In We Will Shoot Back: Armed Resistance in the Mississippi Freedom Movement, Akinyele Omowale Umoja argues that armed resistance was critical to the efficacy of the southern freedom struggle and the dismantling of segregation and Black disenfranchisement. Intimidation and fear were central to the system of oppression in Mississippi and most of the Deep South. To overcome the system of segregation, Black people had to overcome fear to present a significant challenge to White domination. Armed self-defense was a major tool of survival in allowing some Black southern communities to maintain their integrity and existence in the face of White supremacist terror. By 1965, armed resistance, particularly self-defense, was a significant factor in the challenge of the descendants of enslaved Africans to overturning fear and intimidation and developing different political and social relationships between Black and White Mississippians.
 
This riveting historical narrative relies upon oral history, archival material, and scholarly literature to reconstruct the use of armed resistance by Black activists and supporters in Mississippi to challenge racist terrorism, segregation, and fight for human rights and political empowerment from the early 1950s through the late 1970s.

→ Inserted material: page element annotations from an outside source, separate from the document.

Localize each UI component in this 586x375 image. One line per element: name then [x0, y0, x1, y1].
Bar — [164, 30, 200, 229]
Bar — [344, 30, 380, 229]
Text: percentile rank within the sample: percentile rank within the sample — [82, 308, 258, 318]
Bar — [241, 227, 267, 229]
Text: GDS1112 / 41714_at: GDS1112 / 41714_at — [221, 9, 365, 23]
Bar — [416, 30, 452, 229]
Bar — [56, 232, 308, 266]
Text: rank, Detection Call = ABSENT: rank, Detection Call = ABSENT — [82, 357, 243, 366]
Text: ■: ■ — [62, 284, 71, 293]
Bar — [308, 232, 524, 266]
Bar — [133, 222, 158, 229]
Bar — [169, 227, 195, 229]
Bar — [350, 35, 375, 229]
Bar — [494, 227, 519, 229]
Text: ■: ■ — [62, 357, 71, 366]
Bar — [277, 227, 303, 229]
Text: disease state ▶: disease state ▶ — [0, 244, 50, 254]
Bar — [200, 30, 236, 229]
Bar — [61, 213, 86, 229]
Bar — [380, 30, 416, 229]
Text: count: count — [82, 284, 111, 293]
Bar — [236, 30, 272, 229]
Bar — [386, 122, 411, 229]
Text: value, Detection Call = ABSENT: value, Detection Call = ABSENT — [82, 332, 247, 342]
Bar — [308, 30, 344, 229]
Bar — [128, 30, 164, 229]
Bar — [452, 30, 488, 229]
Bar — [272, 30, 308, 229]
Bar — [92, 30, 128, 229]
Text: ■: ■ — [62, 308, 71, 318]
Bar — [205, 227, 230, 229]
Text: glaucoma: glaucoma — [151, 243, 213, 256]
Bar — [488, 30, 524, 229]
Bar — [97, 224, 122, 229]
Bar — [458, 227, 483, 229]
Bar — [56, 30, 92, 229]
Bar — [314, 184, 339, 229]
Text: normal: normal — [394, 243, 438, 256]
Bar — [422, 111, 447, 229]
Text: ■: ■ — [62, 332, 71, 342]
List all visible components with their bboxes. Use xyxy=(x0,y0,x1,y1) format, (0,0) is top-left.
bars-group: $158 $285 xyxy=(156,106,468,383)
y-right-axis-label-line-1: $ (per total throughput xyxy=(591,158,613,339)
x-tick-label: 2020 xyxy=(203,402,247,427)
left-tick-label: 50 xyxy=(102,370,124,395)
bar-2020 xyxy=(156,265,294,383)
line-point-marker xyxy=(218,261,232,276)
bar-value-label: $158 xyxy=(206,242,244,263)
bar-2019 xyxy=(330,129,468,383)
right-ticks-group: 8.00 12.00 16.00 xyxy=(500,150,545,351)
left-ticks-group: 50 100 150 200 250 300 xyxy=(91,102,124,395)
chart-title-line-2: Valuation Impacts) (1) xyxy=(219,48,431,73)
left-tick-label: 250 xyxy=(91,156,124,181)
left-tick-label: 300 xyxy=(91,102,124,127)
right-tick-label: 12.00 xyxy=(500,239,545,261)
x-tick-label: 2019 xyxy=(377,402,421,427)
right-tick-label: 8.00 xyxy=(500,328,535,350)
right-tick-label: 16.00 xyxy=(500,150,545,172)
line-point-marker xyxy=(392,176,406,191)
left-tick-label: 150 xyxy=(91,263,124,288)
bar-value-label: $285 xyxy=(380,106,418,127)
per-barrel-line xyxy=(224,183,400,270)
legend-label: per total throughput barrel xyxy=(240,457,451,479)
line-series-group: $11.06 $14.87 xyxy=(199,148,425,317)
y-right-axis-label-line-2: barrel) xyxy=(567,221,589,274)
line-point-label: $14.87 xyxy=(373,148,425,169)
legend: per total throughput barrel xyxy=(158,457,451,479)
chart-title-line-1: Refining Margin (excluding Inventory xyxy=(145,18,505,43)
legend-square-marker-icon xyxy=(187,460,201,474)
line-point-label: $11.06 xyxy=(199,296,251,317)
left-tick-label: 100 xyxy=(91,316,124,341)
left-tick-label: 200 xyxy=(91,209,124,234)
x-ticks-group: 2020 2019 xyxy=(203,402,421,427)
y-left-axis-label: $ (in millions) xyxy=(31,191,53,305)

Akinyele Umoja is a historian and organizer born from the Black Power movement and Black Studies tradition of the late 1960s and early 1970s. He is a scholar-activist, institution-builder, author, educator, community father, husband, parent, and grandfather. He has been active over forty years in the Black Liberation Struggle. Dr. Umoja was the first graduate student of the noted historian, Robin D.G. Kelley, and his writing has been featured in several scholarly publications including The Journal of Black Studies, New Political Science, The International Journal of Africana Studies, The Black Scholar, Radical History Review and Socialism and Democracy.